Then, pure monosilane gas was introduced into the reaction vessel 01 as a raw material gas, a high frequency voltage of 13.56 MHz was applied between the cathode electrode 02 and the anode electrode 03 from a high frequency power source 010, and a SiH ₄ flow rate: 2 SC was used as a film forming condition.
CM, rf power: 1W / cm ² , pressure: 0.03Torr, substrate temperature: 250
C., mesh temperature: 75 to 400.degree. C., whereby a hydrogenated amorphous silicon film having a film thickness of 1 to 2 .mu.m is formed.

Aluminum (Al) was formed on the hydrogenated amorphous silicon film thus obtained by vacuum deposition.
Coplanar electrodes are formed at intervals of 0.2 mm, and the defect density in the semiconductor in these samples is quantified by the stationary photocurrent method (also referred to as CPM method).

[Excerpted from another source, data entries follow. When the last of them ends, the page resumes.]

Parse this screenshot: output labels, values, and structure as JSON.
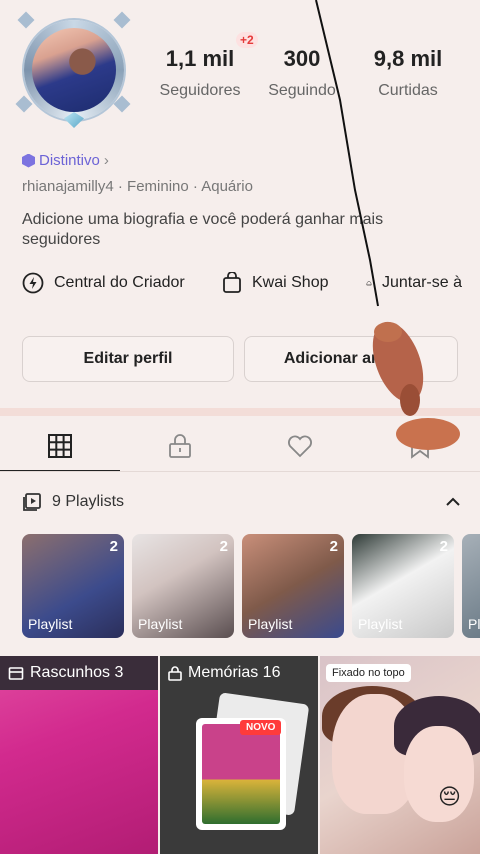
{
  "profile": {
    "followers_count": "1,1 mil",
    "followers_label": "Seguidores",
    "followers_badge": "+2",
    "following_count": "300",
    "following_label": "Seguindo",
    "likes_count": "9,8 mil",
    "likes_label": "Curtidas",
    "badge_label": "Distintivo",
    "meta": "rhianajamilly4 · Feminino · Aquário",
    "bio": "Adicione uma biografia e você poderá ganhar mais seguidores"
  },
  "quicklinks": [
    {
      "label": "Central do Criador",
      "icon": "creator-bolt-icon"
    },
    {
      "label": "Kwai Shop",
      "icon": "shopping-bag-icon"
    },
    {
      "label": "Juntar-se à",
      "icon": "community-icon"
    }
  ],
  "buttons": {
    "edit_profile": "Editar perfil",
    "add_friends": "Adicionar amigos"
  },
  "tabs": [
    {
      "name": "grid",
      "icon": "grid-icon",
      "active": true
    },
    {
      "name": "private",
      "icon": "lock-icon",
      "active": false
    },
    {
      "name": "liked",
      "icon": "heart-icon",
      "active": false
    },
    {
      "name": "bookmarks",
      "icon": "bookmark-icon",
      "active": false
    }
  ],
  "playlists": {
    "header": "9 Playlists",
    "items": [
      {
        "count": "2",
        "caption": "Playlist"
      },
      {
        "count": "2",
        "caption": "Playlist"
      },
      {
        "count": "2",
        "caption": "Playlist"
      },
      {
        "count": "2",
        "caption": "Playlist"
      },
      {
        "count": "",
        "caption": "Pla"
      }
    ]
  },
  "grid": {
    "drafts_label": "Rascunhos 3",
    "memories_label": "Memórias 16",
    "new_badge": "NOVO",
    "pinned_label": "Fixado no topo",
    "emoji": "😔"
  },
  "colors": {
    "background": "#f6eeec",
    "accent_purple": "#6c63d6",
    "badge_red": "#e53a3a"
  }
}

FIG. 11 shows the relationship between the temperature of the mesh electrode 04 on the horizontal axis and the defect density on the vertical axis. The defect density when formed at a normal substrate temperature, that is, 250 ° C. is about 10 ¹⁵ defects / cm ³ , but the mesh electrode 04
When heated to 200 ° C., it is reduced by about an order of magnitude to 10 ¹⁴ pieces / cm ³ .

The mechanism of this high-quality film formation is due to the supply of heat energy to the gas phase. As a result, the temperature rise of the radicals in the gas phase reduces defects by increasing the radical diffusion length in film formation on the substrate surface. As a result, it is believed that the defect density in the film can be reduced. That is, when a mesh heating element is arranged in the reaction container and the mesh heating element is heated during the growth of the reaction to give heat energy to the gas phase, radicals (SiH ₃ , SiH ₂₎ attached to the substrate surface are applied.
As a result, the diffusion state on the surface after they reach the growth surface becomes larger than the diffusion length at the actual substrate temperature due to the higher energy state of the substrate itself. And since the pressure in the reaction vessel is extremely low,
Heat conduction from the mesh heating element to the substrate is of little concern.

[0010]

However, in the conventional technique, although a high quality amorphous silicon film having a defect density of 10 ¹⁴ / cm ³ can be formed, the mesh heating element is used to heat radicals in the gas phase. However, there are the following problems.

The amorphous silicon film adheres to the mesh heating element, and as shown in FIG. 12, for example, the amorphous silicon film 011 adheres to the mesh electrode 04, which is the mesh heating element, and the area of the opening 04a becomes small. There's a problem. Therefore, the radical flow attached to the substrate surface is reduced, and the film formation rate is limited to about 1Å / s or 2Å / s. There is a problem that the amount of the amorphous silicon film deposited on the mesh electrode 04 increases every time the substrate is formed, and the film forming rate changes with time as shown in FIG. This means that, for example, in the application to manufacture of solar cells and thin film transistors for displays, it is necessary to measure the film formation rate in advance for each film formation on a substrate that is subsequently performed, or in the film formation process in the above application. Uncertainty arises in the control of the film thickness of, and the reproducibility and reliability of the performance of manufactured products are significantly reduced. Therefore, there is a fatal problem that it can be used for research on amorphous silicon but cannot be used for industrial applications.

[0012]

An amorphous semiconductor thin film manufacturing apparatus of the present invention for solving the above-mentioned problems is an amorphous semiconductor thin film manufacturing apparatus for forming an amorphous silicon thin film on a substrate arranged in a reaction vessel. A substrate surface heating heater for heating the surface of the substrate is provided between the substrate and a ladder antenna type electrode for generating glow discharge plasma, and the heater for controlling the surface heating temperature has a rod-shaped predetermined distance. It is characterized by being formed by.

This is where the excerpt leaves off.